Faculty members are key to the process, he said.
Sabita Manian, a professor of international relations, said she constantly hears stories from faculty members about their role in admissions. She said a faculty member convinced one student to double major in criminology and intelligence studies, with a minor in crisis communications. It was "personal interaction and a sensible conversation" that not only convinced the student to come to Lynchburg, but what to study.
And she offers this personal experience: "a student who on the first day of class will announce that they remembered meeting me while they were on a tour of our campus and may recall a snippet of a conversation that led them to register for my class. It makes for an enthusiastic student and a much more engaged class."
Kara Eaton Dean, associate professor of music, described how the approach works for students who want to study music.
"The student lets us know if they are an instrumentalist or vocalist and we connect them with the professor that teaches their instrument or voice," she said. "They have 20-30 minutes together for a one-on-one demonstration lesson with that professor where they sing or play and learn together." That kind of lesson, she said, provides more of a sense of the Lynchburg experience, than just telling the student about it.
And there is more beyond the faculty role, Basko said.
"We want students to feel like part of that community. We even send out a welcome letter from the mayor to all of our admitted students," said Basko. "We stop our tours to take pictures at the giant LOVE sign in the middle of our dell, where we explain the history of service and making an impact on the lives of others that is at the heart of who we are. And we are partnering with local hotels and businesses to provide welcome packets and recommendations that help our prospective students to feel a sense of place."

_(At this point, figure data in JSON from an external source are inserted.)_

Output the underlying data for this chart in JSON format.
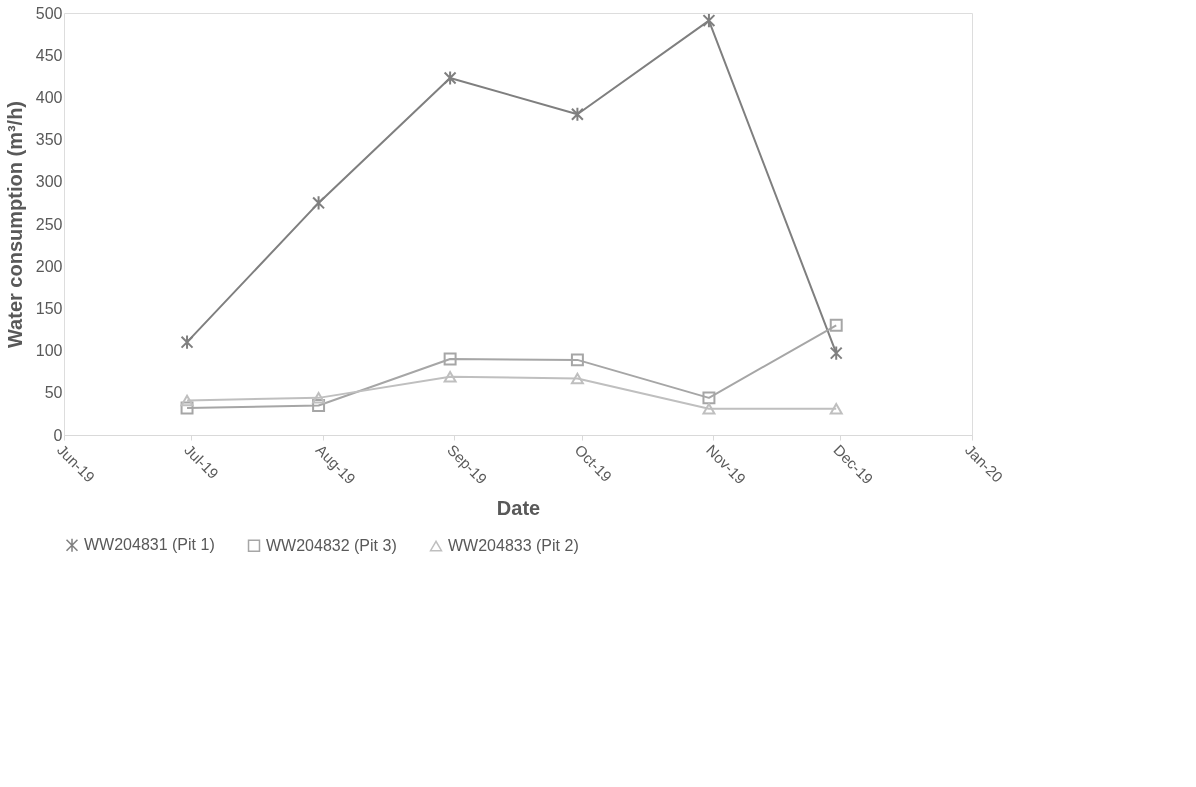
{
  "chart_data": {
    "type": "line",
    "xlabel": "Date",
    "ylabel": "Water consumption (m³/h)",
    "x": [
      "2019-06-30",
      "2019-07-31",
      "2019-08-31",
      "2019-09-30",
      "2019-10-31",
      "2019-11-30"
    ],
    "series": [
      {
        "name": "WW204831 (Pit 1)",
        "color": "#7f7f7f",
        "marker": "cross",
        "values": [
          110,
          275,
          423,
          380,
          491,
          97
        ]
      },
      {
        "name": "WW204832 (Pit 3)",
        "color": "#a6a6a6",
        "marker": "square",
        "values": [
          32,
          35,
          90,
          89,
          44,
          130
        ]
      },
      {
        "name": "WW204833 (Pit 2)",
        "color": "#bfbfbf",
        "marker": "triangle",
        "values": [
          41,
          44,
          69,
          67,
          31,
          31
        ]
      }
    ],
    "xlim": [
      "2019-06-01",
      "2020-01-01"
    ],
    "xticks": [
      {
        "value": "2019-06-01",
        "label": "Jun-19"
      },
      {
        "value": "2019-07-01",
        "label": "Jul-19"
      },
      {
        "value": "2019-08-01",
        "label": "Aug-19"
      },
      {
        "value": "2019-09-01",
        "label": "Sep-19"
      },
      {
        "value": "2019-10-01",
        "label": "Oct-19"
      },
      {
        "value": "2019-11-01",
        "label": "Nov-19"
      },
      {
        "value": "2019-12-01",
        "label": "Dec-19"
      },
      {
        "value": "2020-01-01",
        "label": "Jan-20"
      }
    ],
    "ylim": [
      0,
      500
    ],
    "yticks": [
      0,
      50,
      100,
      150,
      200,
      250,
      300,
      350,
      400,
      450,
      500
    ],
    "grid": false,
    "legend": "bottom",
    "line_style": "solid"
  }
}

President Alison Morrison-Shetlar plays a role too. She regularly meets with tours, whenever they cross paths, and talks for a few minutes with them. Many students say that they are impressed (and surprised) to be greeted by her in her Scottish accent. (She was raised on the Isle of Bute.)
The impact of the changes is clear, given that some of them only date to fall of 2021. The university had a modest increase in applications: from 3,642 to 3,837 this year. But it is the number of students who have accepted offers that really excited Basko.
The college has 421 deposits for the fall, compared to 351 at this point last year. That's also above the numbers from before the pandemic.
Summer melt is always a concern. In the fall, the university enrolled only 336 students. But Basko said that he thinks he will avoid that problem this year because of the tighter relationship the university has built with its future students. In July, the university lost only one student, and it gained three.